Paranatinga, 21 de Setembro de 2018

Polícia

MPE denuncia médica por homicídio, omissão de socorro e embriaguez

ATROPELAMENTO E MORTE | 12/09/2018 07:13:53


 

O Ministério Público Estadual denunciou a médica Leticia Bortolini pela morte do verdureiro Francisco Lucio Maia, ocorrida no dia 14 de abril de 2018. A Promotoria a acusa de quatro crimes.

 

A médica foi denunciada pelos seguintes delitos: homicídio doloso – dolo eventual; omissão de socorro; afastar-se do local do sinistro para fugir à responsabilidade e conduzir embriagada.

 

O documento, assinado pelo promotor de justiça Vinicius Gahyva, foi entregue nesta terça-feira (11) ao juiz Flávio Miraglia Fernandes, da 12ª Vara Criminal da Capital.

Na denúncia, o MP requer que a médica seja citada para responder à acusação, “prosseguindo o feito nos seus ulteriores atos, com regular instrução, pronúncia, para, ao final, ser condenada pelo E. Tribunal do Júri Popular”, diz o promotor de Justiça Vinicius Gahyva Martins.

MidiaNews

 

Promotor Vinicius Gahyva: "Mesmo tendo ingerido bebida alcoólica a denunciada assumiu a condução do veículo"

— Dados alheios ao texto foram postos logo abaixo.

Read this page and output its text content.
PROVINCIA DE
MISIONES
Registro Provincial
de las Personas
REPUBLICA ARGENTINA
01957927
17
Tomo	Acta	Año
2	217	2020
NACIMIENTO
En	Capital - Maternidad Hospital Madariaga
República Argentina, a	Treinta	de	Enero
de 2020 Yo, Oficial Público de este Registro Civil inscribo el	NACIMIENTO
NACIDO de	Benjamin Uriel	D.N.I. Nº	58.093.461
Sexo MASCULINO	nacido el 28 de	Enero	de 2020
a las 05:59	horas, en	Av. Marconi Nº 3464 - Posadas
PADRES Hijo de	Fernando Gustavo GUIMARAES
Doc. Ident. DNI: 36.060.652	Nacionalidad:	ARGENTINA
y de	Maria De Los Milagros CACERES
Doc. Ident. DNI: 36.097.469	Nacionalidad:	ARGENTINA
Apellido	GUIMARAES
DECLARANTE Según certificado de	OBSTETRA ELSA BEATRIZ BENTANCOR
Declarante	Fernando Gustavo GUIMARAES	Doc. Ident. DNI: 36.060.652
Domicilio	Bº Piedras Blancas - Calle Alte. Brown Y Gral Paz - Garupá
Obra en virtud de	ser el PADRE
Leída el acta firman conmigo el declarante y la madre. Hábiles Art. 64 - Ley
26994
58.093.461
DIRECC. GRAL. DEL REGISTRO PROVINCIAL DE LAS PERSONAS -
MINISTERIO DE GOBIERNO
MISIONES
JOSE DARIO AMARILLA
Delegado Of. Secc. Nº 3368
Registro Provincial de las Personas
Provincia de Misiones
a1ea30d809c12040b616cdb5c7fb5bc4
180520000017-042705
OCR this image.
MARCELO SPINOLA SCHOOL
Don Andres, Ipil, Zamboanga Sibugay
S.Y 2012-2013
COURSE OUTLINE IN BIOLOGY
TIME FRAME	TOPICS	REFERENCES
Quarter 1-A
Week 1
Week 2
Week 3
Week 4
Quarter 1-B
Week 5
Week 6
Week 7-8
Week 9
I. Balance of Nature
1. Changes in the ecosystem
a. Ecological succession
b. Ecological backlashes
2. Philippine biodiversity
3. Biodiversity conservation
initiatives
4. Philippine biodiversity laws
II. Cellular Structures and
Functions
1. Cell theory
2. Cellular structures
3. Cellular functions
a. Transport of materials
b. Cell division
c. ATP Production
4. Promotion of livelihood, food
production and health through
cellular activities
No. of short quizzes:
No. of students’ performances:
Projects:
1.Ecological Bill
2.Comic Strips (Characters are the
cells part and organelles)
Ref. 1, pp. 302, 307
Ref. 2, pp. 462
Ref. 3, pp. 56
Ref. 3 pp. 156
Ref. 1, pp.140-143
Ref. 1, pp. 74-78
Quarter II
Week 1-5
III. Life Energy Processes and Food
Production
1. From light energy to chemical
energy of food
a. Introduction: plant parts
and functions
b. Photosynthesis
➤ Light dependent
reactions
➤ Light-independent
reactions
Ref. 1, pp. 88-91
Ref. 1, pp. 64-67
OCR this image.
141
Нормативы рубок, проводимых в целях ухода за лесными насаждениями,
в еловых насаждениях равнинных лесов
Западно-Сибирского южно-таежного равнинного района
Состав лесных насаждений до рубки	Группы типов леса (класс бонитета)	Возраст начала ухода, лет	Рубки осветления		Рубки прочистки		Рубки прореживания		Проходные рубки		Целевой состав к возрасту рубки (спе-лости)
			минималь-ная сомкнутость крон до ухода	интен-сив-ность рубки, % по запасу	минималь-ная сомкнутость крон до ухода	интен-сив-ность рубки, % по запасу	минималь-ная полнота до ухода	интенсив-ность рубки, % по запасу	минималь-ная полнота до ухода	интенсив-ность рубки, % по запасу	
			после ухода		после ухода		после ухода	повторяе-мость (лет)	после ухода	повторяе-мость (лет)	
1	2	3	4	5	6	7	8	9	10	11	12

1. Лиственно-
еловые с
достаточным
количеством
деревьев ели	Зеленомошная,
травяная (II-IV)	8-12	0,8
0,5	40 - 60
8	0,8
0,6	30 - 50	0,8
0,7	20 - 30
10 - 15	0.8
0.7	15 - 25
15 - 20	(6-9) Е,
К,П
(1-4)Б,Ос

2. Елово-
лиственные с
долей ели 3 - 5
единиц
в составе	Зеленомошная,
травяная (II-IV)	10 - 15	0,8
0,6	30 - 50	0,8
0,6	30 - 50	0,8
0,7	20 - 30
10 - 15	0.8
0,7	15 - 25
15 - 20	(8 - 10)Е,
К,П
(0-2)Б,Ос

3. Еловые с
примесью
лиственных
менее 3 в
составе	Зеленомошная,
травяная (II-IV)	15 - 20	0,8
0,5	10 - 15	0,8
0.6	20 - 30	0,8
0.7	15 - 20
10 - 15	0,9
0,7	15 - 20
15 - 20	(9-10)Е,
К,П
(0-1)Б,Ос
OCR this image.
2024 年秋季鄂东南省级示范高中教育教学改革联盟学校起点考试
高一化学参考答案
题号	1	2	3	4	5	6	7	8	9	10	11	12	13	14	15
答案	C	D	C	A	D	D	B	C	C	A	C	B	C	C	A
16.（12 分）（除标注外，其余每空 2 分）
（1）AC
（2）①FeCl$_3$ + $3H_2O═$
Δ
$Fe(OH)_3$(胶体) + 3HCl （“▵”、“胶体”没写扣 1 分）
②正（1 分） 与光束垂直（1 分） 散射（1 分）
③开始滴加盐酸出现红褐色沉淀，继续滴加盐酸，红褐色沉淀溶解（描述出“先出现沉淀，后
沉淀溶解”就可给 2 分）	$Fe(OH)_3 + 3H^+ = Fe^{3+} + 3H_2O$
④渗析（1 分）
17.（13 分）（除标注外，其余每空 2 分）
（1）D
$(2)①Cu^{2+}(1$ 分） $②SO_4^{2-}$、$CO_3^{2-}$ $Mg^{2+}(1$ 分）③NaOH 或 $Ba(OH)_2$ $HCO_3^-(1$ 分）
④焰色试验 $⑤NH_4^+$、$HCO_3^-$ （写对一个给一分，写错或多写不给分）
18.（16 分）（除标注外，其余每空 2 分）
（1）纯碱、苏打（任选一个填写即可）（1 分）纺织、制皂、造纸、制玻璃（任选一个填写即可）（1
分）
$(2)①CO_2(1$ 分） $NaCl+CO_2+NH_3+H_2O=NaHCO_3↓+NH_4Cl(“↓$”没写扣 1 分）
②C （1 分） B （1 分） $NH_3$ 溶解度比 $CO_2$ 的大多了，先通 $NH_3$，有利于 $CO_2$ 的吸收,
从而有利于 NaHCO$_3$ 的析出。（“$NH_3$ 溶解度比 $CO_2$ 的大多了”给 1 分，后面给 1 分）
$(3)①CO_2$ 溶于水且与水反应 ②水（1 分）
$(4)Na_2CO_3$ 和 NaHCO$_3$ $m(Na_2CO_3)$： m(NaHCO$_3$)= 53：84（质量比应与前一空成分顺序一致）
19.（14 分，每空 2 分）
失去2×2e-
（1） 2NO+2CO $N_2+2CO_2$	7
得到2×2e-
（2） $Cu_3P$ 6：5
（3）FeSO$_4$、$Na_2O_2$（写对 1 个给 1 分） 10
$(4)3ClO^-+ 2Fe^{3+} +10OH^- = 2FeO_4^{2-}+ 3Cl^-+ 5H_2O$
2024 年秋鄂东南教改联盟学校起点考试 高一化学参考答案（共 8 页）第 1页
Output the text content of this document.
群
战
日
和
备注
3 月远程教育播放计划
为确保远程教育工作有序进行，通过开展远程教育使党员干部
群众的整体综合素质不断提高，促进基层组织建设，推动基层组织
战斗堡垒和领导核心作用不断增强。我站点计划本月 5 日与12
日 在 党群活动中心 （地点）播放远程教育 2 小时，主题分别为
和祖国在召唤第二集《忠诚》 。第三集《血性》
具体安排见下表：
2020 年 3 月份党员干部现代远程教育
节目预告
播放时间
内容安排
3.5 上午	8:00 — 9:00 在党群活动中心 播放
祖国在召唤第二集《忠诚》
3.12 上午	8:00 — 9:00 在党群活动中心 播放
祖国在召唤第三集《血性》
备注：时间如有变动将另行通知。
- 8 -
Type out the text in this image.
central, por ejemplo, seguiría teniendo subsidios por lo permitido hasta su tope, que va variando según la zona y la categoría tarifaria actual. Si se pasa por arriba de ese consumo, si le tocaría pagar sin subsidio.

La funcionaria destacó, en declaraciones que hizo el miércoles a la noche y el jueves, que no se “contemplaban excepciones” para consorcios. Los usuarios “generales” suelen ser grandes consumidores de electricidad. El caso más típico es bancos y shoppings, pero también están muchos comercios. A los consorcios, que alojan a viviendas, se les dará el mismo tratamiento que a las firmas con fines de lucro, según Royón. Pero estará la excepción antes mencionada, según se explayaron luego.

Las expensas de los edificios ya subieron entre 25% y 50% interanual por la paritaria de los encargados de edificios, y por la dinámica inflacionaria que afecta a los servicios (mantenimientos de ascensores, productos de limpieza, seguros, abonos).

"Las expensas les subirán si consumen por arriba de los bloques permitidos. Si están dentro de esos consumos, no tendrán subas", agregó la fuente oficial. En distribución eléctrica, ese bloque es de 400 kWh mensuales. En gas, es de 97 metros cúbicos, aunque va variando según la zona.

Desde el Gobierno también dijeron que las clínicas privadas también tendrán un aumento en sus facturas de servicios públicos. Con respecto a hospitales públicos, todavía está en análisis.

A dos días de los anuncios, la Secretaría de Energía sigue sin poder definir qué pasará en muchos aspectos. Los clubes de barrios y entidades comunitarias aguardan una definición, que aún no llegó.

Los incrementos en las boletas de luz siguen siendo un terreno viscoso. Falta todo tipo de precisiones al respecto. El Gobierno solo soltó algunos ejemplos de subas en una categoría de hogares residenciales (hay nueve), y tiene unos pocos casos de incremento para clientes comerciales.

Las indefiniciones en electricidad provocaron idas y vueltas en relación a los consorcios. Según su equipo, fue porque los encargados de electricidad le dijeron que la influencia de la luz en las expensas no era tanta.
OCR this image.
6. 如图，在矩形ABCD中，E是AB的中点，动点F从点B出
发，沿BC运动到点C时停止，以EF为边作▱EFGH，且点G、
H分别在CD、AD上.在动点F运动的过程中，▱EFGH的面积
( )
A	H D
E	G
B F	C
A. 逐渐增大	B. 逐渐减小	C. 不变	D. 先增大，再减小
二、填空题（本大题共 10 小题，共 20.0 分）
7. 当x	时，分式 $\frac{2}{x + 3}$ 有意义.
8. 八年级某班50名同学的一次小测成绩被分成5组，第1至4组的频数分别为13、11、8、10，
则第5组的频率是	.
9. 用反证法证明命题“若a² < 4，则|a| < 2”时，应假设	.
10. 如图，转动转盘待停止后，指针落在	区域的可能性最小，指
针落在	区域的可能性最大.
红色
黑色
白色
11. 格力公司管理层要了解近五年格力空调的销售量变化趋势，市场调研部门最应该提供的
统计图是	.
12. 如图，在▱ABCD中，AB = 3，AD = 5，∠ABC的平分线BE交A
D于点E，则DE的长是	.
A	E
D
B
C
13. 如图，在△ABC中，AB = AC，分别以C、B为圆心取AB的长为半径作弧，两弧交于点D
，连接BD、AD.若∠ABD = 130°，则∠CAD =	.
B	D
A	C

Conforme a denúncia, no dia 14 de abril de 2018, por volta das 19h35, na avenida Miguel Sutil, em frente a agência do Banco Itaú do bairro Cidade Verde, a médica, “conduzindo veículo automotor com capacidade psicomotora alterada em razão da influência de álcool, em velocidade incompatível com o limite permitido para a via, assim como assumindo o risco de produzir o resultado, matou a vítima Francisco Lucio Maia”.

Ainda segundo o MPE, a médica, após atropelar o verdureiro, deixou de prestar socorro imediato, bem como afastou-se do local do acidente para fugir à responsabilidade civil e penal.

 

Consta, ainda, que a denunciada, após a prática dos fatos, conduziu veículo automotor com capacidade psicomotora alterada em razão da influência de álcool.

“Segundo restou apurado, a denunciada Leticia Bortolini e seu esposo Aritony de Alencar Menezes, ambos médicos, na data dos fatos estiveram no evento denominado 'Braseiro' que, dentre outras características, operava no sistema open bar (consumo livre de bebida alcoólica), sendo que certamente permaneceram no local das 14 horas até aproximadamente 19h30. Mesmo tendo ingerido bebida alcoólica a denunciada assumiu a condução do veículo pertencente ao casal”, escreveu o promotor na denúncia.

Ele ainda cita que, além de estar com a capacidade psicomotora alterada em razão da ingestão de bebida alcoólica, a médica passou a imprimir velocidade incompatível com as vias públicas.

 

 

Ao trafegar pela Av. Miguel Sutil, nesta Capital, que tem por velocidade máxima permitida o limite de 60 km/h, a denunciada chegou a atingir a velocidade de 103 km/h

“Ao trafegar pela Av. Miguel Sutil, nesta Capital, que tem por velocidade máxima permitida o limite de 60 km/h, a denunciada chegou a atingir a velocidade de 103 km/h”.

De acordo com o MPE, “em dado instante, próximo ao canteiro central da Av. Miguel Sutil, a denunciada, sem acionar o mecanismo de frenagem, colidiu seu veículo contra a vítima que, em razão do forte impacto, foi arremessada por alguns metros à frente, batendo em um poste de concreto e, depois, em uma árvore".

 

"A denunciada, que dadas as condições supra delineadas já havia assumido o risco da produção do resultado em tela, e com ele não se preocupou, não parou o veículo para prestar socorro à vítima, omitindo-se, inclusive, de sua condição de profissional de saúde. Ademais, afastou-se do local do acidente, visando esquivar-se de sua responsabilidade civil e criminal”.


Na denúncia a Promotoria afirma que após atropelar o verdureiro a médica seguiu na condução do veículo, sob a influência de álcool, operando manobras em zigue-zague até a entrada do seu condomínio, no bairro Jardim Itália, conforme relato de testemunha.